Fork me on GitHub
#clojars
<
2023-06-04
>
minikomi05:06:48

Hi gang. I'm mucking around with the https://clojars-stats-production.s3.us-east-2.amazonaws.com & clerk, learning more about the library ecosystem. I've found a few "downloads" files which contain entries with strange group IDs: • There are multiple files where several group-ids are prefixed by ?prefix=

❯ rg "\"?prefix=" . -l
downloads-20230208.edn
downloads-20200917.edn
downloads-20230227.edn
downloads-20230530.edn
downloads-20230526.edn
downloads-20230118.edn
downloads-20230512.edn
downloads-20220101.edn
downloads-20221108.edn
downloads-20230206.edn
downloads-20230601.edn 
• There are multiple files where several group-ids are prefixed by ?marker
❯ rg "\"?marker=" . -l
downloads-20200208.edn
downloads-20200209.edn
downloads-20200211.edn 
• There's one group-id / artifact-id in downloads-20141229.edn which is ??/?? .. I think this is just junk so I ignored it.

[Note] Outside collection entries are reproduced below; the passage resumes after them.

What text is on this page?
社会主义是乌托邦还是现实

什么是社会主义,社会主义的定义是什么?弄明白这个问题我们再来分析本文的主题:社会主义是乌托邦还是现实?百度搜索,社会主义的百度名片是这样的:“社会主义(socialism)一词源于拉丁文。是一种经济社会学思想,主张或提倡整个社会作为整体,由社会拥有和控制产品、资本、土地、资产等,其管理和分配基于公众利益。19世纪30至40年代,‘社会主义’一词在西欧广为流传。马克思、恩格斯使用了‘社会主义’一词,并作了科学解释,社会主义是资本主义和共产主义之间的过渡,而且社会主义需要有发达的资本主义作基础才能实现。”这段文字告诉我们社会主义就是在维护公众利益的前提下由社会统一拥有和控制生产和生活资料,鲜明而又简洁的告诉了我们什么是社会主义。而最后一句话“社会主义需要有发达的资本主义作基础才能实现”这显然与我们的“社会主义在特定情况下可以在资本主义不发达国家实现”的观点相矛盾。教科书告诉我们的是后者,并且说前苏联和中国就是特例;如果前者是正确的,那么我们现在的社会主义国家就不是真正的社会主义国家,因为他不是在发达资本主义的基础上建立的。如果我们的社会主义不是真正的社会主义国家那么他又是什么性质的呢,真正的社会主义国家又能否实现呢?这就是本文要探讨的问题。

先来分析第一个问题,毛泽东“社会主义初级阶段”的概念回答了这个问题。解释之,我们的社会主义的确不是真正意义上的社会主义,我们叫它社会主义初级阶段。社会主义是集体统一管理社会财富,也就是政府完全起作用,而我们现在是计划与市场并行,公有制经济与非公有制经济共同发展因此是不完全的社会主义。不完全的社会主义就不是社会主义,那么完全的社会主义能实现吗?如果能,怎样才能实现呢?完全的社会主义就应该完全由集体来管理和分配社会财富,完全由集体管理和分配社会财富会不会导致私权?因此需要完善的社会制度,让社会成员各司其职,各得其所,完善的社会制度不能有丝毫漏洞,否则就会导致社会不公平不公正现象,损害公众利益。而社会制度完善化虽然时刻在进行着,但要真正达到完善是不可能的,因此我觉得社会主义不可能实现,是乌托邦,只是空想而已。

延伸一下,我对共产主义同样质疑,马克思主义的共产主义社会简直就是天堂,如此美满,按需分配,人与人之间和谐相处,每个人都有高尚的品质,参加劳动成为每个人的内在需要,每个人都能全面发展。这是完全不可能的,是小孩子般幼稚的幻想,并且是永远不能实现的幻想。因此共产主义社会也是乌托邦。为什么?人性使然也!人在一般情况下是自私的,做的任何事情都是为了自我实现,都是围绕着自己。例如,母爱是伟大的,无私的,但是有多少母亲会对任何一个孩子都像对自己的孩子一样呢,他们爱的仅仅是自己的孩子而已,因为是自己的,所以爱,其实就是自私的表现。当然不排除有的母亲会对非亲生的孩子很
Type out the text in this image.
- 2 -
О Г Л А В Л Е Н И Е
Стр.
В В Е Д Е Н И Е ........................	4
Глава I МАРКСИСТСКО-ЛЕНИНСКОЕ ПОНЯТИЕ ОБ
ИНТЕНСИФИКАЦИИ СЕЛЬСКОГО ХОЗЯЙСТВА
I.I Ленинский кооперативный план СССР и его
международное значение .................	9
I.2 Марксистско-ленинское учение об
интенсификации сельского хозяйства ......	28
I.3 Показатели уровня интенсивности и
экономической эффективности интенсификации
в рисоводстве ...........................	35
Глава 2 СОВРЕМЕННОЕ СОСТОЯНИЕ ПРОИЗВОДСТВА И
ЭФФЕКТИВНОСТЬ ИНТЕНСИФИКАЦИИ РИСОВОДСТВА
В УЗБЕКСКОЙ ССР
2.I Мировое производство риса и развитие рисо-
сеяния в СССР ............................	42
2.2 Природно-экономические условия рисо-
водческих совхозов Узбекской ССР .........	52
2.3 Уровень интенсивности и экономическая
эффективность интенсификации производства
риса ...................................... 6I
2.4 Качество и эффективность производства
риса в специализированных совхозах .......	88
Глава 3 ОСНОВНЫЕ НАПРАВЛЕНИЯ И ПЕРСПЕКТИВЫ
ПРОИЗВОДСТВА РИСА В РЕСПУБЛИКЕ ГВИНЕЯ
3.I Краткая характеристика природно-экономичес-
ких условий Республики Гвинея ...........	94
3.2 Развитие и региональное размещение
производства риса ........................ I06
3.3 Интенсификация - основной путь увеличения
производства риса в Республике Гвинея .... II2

I've collected them all in a https://gist.github.com/minikomi/9e7a54fe049dde9949766a913fa118bd here if someone wants to take a look. I'm going ahead and just dropping the prefix-strings for my work, just thought someone here would be interested.

tcrawley21:06:09

Ah! This ls likely because we now serve html index files through fastly, and the download stats logic that parses the log files from fastly hasn't been updated to exclude them (that would be for the ?prefix= ones at least; I'm not sure where the ?marker= ones are coming from.